I’ve become a loyal customer to some of the non-alcoholic beverage stores that have opened in New York City over the last few years. I’m no fan of gin, but there’s a company called St. Agrestis that makes a “Phony Negroni” that is so good, I’ll have to give the real thing another shot postpartum. The Lagunitas IPNA has all the hoppy, fruity, bitter notes that you could ever want from the real thing. The Grüvi Pale Ale fits right in with a burger and fries. I haven’t dabbled in “wine” yet. Something about that feels unholy. (Update: I have, and it is.)
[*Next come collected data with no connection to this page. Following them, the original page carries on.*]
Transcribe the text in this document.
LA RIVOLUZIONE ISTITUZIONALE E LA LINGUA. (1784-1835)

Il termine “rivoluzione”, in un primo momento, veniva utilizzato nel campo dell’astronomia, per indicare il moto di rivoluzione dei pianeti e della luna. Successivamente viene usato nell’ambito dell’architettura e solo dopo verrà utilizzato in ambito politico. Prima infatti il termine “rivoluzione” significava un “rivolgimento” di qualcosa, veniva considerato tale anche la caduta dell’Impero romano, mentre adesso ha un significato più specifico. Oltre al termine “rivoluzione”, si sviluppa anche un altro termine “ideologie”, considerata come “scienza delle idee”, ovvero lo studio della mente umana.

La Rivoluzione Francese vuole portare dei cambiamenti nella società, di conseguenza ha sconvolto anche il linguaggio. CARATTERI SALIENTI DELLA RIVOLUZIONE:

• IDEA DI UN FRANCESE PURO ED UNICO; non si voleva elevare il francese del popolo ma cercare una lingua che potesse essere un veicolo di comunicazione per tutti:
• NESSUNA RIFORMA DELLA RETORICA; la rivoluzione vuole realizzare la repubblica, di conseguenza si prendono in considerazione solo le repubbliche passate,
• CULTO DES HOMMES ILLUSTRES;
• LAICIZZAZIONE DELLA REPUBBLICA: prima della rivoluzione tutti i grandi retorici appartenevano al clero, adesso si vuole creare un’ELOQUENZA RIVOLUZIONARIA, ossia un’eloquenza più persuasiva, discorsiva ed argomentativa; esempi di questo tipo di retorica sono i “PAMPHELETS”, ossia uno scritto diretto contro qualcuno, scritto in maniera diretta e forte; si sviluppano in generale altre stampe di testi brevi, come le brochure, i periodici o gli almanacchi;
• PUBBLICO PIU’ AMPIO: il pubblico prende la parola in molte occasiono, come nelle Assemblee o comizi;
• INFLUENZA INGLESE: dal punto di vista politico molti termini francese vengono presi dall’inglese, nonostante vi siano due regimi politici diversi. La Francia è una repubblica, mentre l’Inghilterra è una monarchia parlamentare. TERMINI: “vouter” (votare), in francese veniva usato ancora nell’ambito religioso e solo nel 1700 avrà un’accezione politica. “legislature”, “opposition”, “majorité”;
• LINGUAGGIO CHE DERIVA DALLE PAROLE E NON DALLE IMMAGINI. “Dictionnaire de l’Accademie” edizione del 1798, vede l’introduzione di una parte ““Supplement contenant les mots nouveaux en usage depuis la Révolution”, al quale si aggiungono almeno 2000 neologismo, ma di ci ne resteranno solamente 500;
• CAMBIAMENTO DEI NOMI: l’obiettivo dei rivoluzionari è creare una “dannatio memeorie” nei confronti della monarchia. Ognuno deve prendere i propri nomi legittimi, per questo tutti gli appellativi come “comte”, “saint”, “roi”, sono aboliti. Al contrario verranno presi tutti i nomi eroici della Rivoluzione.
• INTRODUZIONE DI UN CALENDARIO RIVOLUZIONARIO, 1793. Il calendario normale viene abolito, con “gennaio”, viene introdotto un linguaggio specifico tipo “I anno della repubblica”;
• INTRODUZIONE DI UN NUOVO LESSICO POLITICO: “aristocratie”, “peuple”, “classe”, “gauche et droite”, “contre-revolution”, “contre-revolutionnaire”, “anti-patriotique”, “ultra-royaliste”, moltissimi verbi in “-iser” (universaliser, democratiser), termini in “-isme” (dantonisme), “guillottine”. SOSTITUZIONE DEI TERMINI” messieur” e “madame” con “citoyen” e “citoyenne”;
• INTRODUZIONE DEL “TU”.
Every time I go in to see my doctor, I have a new handful of food questions for her. I know I should try my best to ignore the noise, and pretend her simple ‘no mercury, no alcohol’ mantra is tattooed onto the insides of my eyelids. But I can’t help it. The stakes of getting it wrong are kind of high. She usually looks at me like I have a head injury and asks quizzically where I’m hearing these things. Lemongrass is fine. 

I gesture wildly to out there.

At least in a few months, I can go back to absentmindedly perusing Seamless and getting whatever looks good. Then again, maybe not. This week’s newsletter cautions that there are “5 things to look out for” in the baby food aisle. We’ll see what our pediatrician has to say.


Kate Preziosi is a writer in New York City. Previously, she worked at theSkimm, where she was a founding team member, and The Wall Street Journal.